Das Aufkommen einer linken Opposition gegen den faschistischen Milliardär und Präsidenten der USA hat weitreichende Auswirkungen auf den internationalen Klassenkampf. Arbeiter in den USA sind zunehmend empört über Trumps Unterstützung für Israels Völkermord in Gaza, seine Massenentlassungen von Regierungsangestellten und die Kürzungen bei Renten- und Gesundheitsprogrammen, die Razzien der Einwanderungs-Gestapo ICE und die illegale Stationierung von Truppen in US-Städten.
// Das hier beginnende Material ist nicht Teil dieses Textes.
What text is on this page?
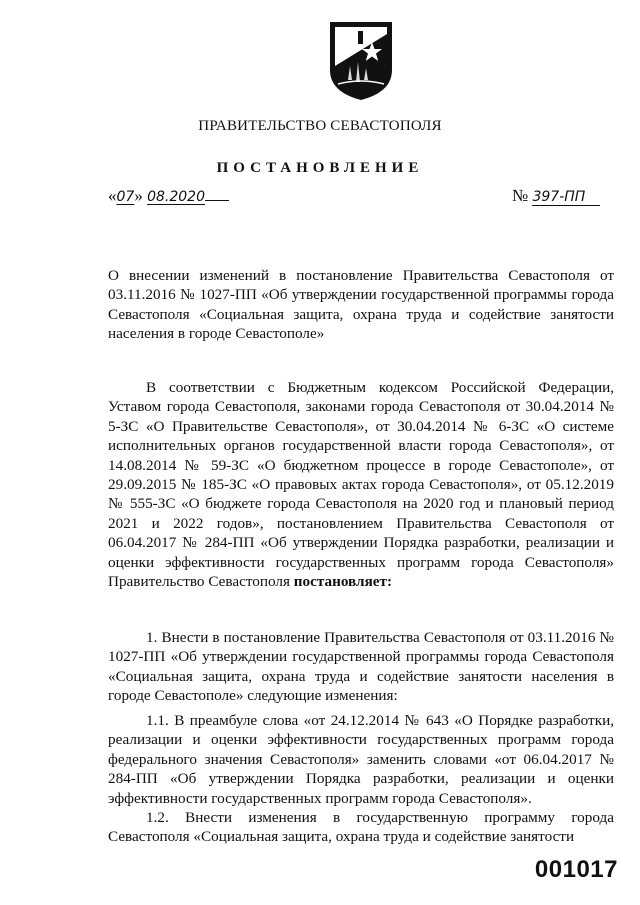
ПРАВИТЕЛЬСТВО СЕВАСТОПОЛЯ
ПОСТАНОВЛЕНИЕ
«07» 08.2020	№ 397-ПП

О внесении изменений в постановление Правительства Севастополя от 03.11.2016 № 1027-ПП «Об утверждении государственной программы города Севастополя «Социальная защита, охрана труда и содействие занятости населения в городе Севастополе»

В соответствии с Бюджетным кодексом Российской Федерации, Уставом города Севастополя, законами города Севастополя от 30.04.2014 № 5-ЗС «О Правительстве Севастополя», от 30.04.2014 № 6-ЗС «О системе исполнительных органов государственной власти города Севастополя», от 14.08.2014 № 59-ЗС «О бюджетном процессе в городе Севастополе», от 29.09.2015 № 185-ЗС «О правовых актах города Севастополя», от 05.12.2019 № 555-ЗС «О бюджете города Севастополя на 2020 год и плановый период 2021 и 2022 годов», постановлением Правительства Севастополя от 06.04.2017 № 284-ПП «Об утверждении Порядка разработки, реализации и оценки эффективности государственных программ города Севастополя» Правительство Севастополя постановляет:

1. Внести в постановление Правительства Севастополя от 03.11.2016 № 1027-ПП «Об утверждении государственной программы города Севастополя «Социальная защита, охрана труда и содействие занятости населения в городе Севастополе» следующие изменения:

1.1. В преамбуле слова «от 24.12.2014 № 643 «О Порядке разработки, реализации и оценки эффективности государственных программ города федерального значения Севастополя» заменить словами «от 06.04.2017 № 284-ПП «Об утверждении Порядка разработки, реализации и оценки эффективности государственных программ города Севастополя».

1.2. Внести изменения в государственную программу города Севастополя «Социальная защита, охрана труда и содействие занятости

001017
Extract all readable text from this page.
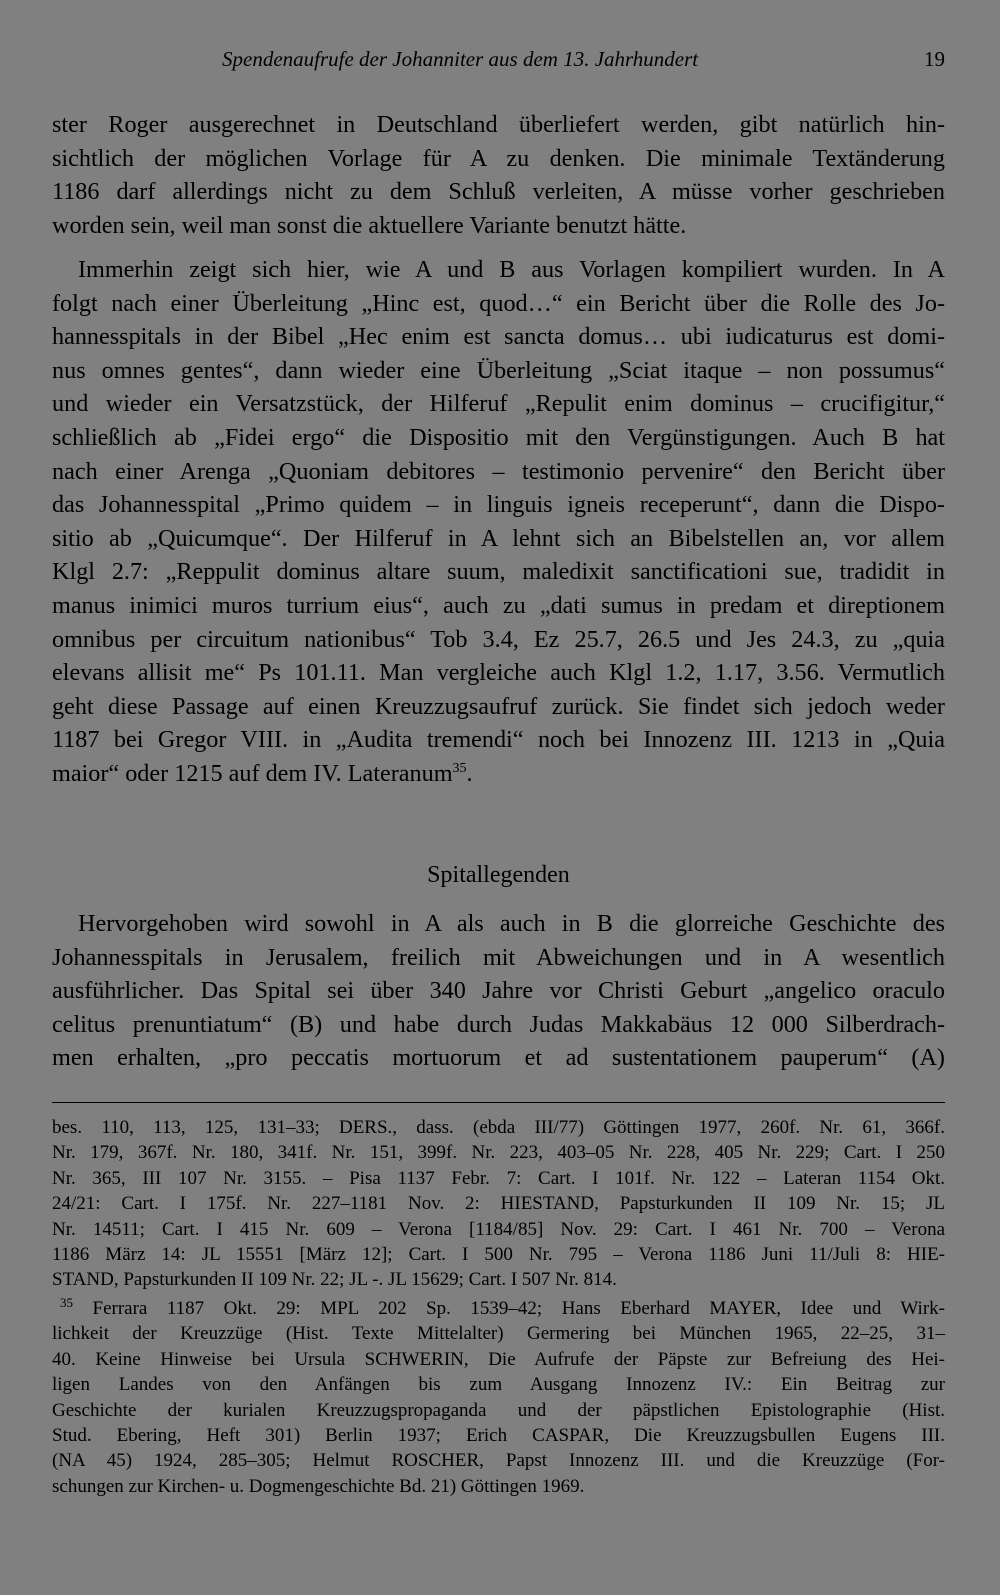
Spendenaufrufe der Johanniter aus dem 13. Jahrhundert	19
ster Roger ausgerechnet in Deutschland überliefert werden, gibt natürlich hin-
sichtlich der möglichen Vorlage für A zu denken. Die minimale Textänderung
1186 darf allerdings nicht zu dem Schluß verleiten, A müsse vorher geschrieben
worden sein, weil man sonst die aktuellere Variante benutzt hätte.
Immerhin zeigt sich hier, wie A und B aus Vorlagen kompiliert wurden. In A
folgt nach einer Überleitung „Hinc est, quod…“ ein Bericht über die Rolle des Jo-
hannesspitals in der Bibel „Hec enim est sancta domus… ubi iudicaturus est domi-
nus omnes gentes“, dann wieder eine Überleitung „Sciat itaque – non possumus“
und wieder ein Versatzstück, der Hilferuf „Repulit enim dominus – crucifigitur,“
schließlich ab „Fidei ergo“ die Dispositio mit den Vergünstigungen. Auch B hat
nach einer Arenga „Quoniam debitores – testimonio pervenire“ den Bericht über
das Johannesspital „Primo quidem – in linguis igneis receperunt“, dann die Dispo-
sitio ab „Quicumque“. Der Hilferuf in A lehnt sich an Bibelstellen an, vor allem
Klgl 2.7: „Reppulit dominus altare suum, maledixit sanctificationi sue, tradidit in
manus inimici muros turrium eius“, auch zu „dati sumus in predam et direptionem
omnibus per circuitum nationibus“ Tob 3.4, Ez 25.7, 26.5 und Jes 24.3, zu „quia
elevans allisit me“ Ps 101.11. Man vergleiche auch Klgl 1.2, 1.17, 3.56. Vermutlich
geht diese Passage auf einen Kreuzzugsaufruf zurück. Sie findet sich jedoch weder
1187 bei Gregor VIII. in „Audita tremendi“ noch bei Innozenz III. 1213 in „Quia
maior“ oder 1215 auf dem IV. Lateranum$^{35}$.
Spitallegenden
Hervorgehoben wird sowohl in A als auch in B die glorreiche Geschichte des
Johannesspitals in Jerusalem, freilich mit Abweichungen und in A wesentlich
ausführlicher. Das Spital sei über 340 Jahre vor Christi Geburt „angelico oraculo
celitus prenuntiatum“ (B) und habe durch Judas Makkabäus 12 000 Silberdrach-
men erhalten, „pro peccatis mortuorum et ad sustentationem pauperum“ (A)
bes. 110, 113, 125, 131–33; DERS., dass. (ebda III/77) Göttingen 1977, 260f. Nr. 61, 366f.
Nr. 179, 367f. Nr. 180, 341f. Nr. 151, 399f. Nr. 223, 403–05 Nr. 228, 405 Nr. 229; Cart. I 250
Nr. 365, III 107 Nr. 3155. – Pisa 1137 Febr. 7: Cart. I 101f. Nr. 122 – Lateran 1154 Okt.
24/21: Cart. I 175f. Nr. 227–1181 Nov. 2: HIESTAND, Papsturkunden II 109 Nr. 15; JL
Nr. 14511; Cart. I 415 Nr. 609 – Verona [1184/85] Nov. 29: Cart. I 461 Nr. 700 – Verona
1186 März 14: JL 15551 [März 12]; Cart. I 500 Nr. 795 – Verona 1186 Juni 11/Juli 8: HIE-
STAND, Papsturkunden II 109 Nr. 22; JL -. JL 15629; Cart. I 507 Nr. 814.
$^{35}$ Ferrara 1187 Okt. 29: MPL 202 Sp. 1539–42; Hans Eberhard MAYER, Idee und Wirk-
lichkeit der Kreuzzüge (Hist. Texte Mittelalter) Germering bei München 1965, 22–25, 31–
40. Keine Hinweise bei Ursula SCHWERIN, Die Aufrufe der Päpste zur Befreiung des Hei-
ligen Landes von den Anfängen bis zum Ausgang Innozenz IV.: Ein Beitrag zur
Geschichte der kurialen Kreuzzugspropaganda und der päpstlichen Epistolographie (Hist.
Stud. Ebering, Heft 301) Berlin 1937; Erich CASPAR, Die Kreuzzugsbullen Eugens III.
(NA 45) 1924, 285–305; Helmut ROSCHER, Papst Innozenz III. und die Kreuzzüge (For-
schungen zur Kirchen- u. Dogmengeschichte Bd. 21) Göttingen 1969.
Die Demonstranten verurteilten, dass Trump die absolute Exekutivgewalt für sich in Anspruch nimmt und eine Verschwörung zur Errichtung einer faschistischen Diktatur vorantreibt.
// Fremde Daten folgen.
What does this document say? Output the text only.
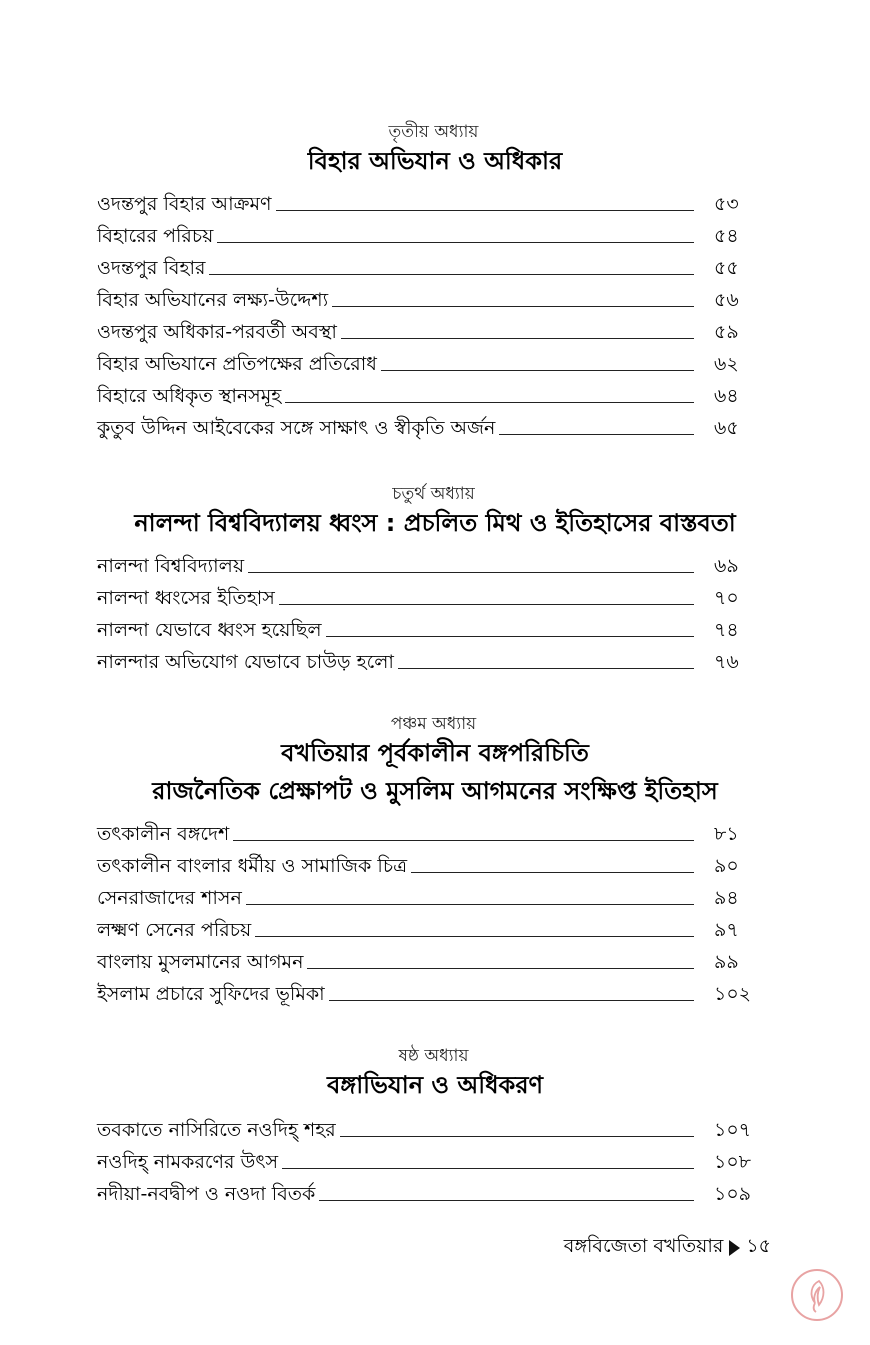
তৃতীয় অধ্যায়
বিহার অভিযান ও অধিকার
ওদন্তপুর বিহার আক্রমণ	৫৩
বিহারের পরিচয়	৫৪
ওদন্তপুর বিহার	৫৫
বিহার অভিযানের লক্ষ্য-উদ্দেশ্য	৫৬
ওদন্তপুর অধিকার-পরবর্তী অবস্থা	৫৯
বিহার অভিযানে প্রতিপক্ষের প্রতিরোধ	৬২
বিহারে অধিকৃত স্থানসমূহ	৬৪
কুতুব উদ্দিন আইবেকের সঙ্গে সাক্ষাৎ ও স্বীকৃতি অর্জন	৬৫
চতুর্থ অধ্যায়
নালন্দা বিশ্ববিদ্যালয় ধ্বংস : প্রচলিত মিথ ও ইতিহাসের বাস্তবতা
নালন্দা বিশ্ববিদ্যালয়	৬৯
নালন্দা ধ্বংসের ইতিহাস	৭০
নালন্দা যেভাবে ধ্বংস হয়েছিল	৭৪
নালন্দার অভিযোগ যেভাবে চাউড় হলো	৭৬
পঞ্চম অধ্যায়
বখতিয়ার পূর্বকালীন বঙ্গপরিচিতি
রাজনৈতিক প্রেক্ষাপট ও মুসলিম আগমনের সংক্ষিপ্ত ইতিহাস
তৎকালীন বঙ্গদেশ	৮১
তৎকালীন বাংলার ধর্মীয় ও সামাজিক চিত্র	৯০
সেনরাজাদের শাসন	৯৪
লক্ষ্মণ সেনের পরিচয়	৯৭
বাংলায় মুসলমানের আগমন	৯৯
ইসলাম প্রচারে সুফিদের ভূমিকা	১০২
ষষ্ঠ অধ্যায়
বঙ্গাভিযান ও অধিকরণ
তবকাতে নাসিরিতে নওদিহ্ শহর	১০৭
নওদিহ্ নামকরণের উৎস	১০৮
নদীয়া-নবদ্বীপ ও নওদা বিতর্ক	১০৯
বঙ্গবিজেতা বখতিয়ার ১৫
Was bedeutet das für Arbeiter und Jugendliche in Europa?

In ihrem eigenen Kampf gegen Sparmaßnahmen, Polizeigewalt, imperialistischen Militarismus und die kapitalistische Oligarchie haben die europäischen Arbeiter einen mächtigen internationalen Verbündeten: die amerikanische Arbeiterklasse. Die Situation ist reif für den Aufbau einer internationalen Bewegung in der Arbeiterklasse, die die Demokratie verteidigt und sich der kapitalistischen Diktatur entgegenstellt, indem sie die Macht aus den Händen der Oligarchie nimmt und eine sozialistische Gesellschaft aufbaut.

Die Proteste bestätigen die Perspektive des Internationalen Komitees der Vierten Internationale, der trotzkistischen Weltbewegung. Als es 1953 mit den pro-stalinistischen Renegaten unter der Führung von Michel Pablo und Ernest Mandel brach, verteidigte das IKVI die grundlegenden strategischen Konzepte des klassischen Marxismus. Das IKVI kämpfte für die politische Unabhängigkeit der Arbeiterklasse sowohl vom Imperialismus als auch vom Stalinismus und betonte die revolutionäre Rolle der Arbeiterklasse – auch in den Vereinigten Staaten, dem Zentrum des Weltkapitalismus.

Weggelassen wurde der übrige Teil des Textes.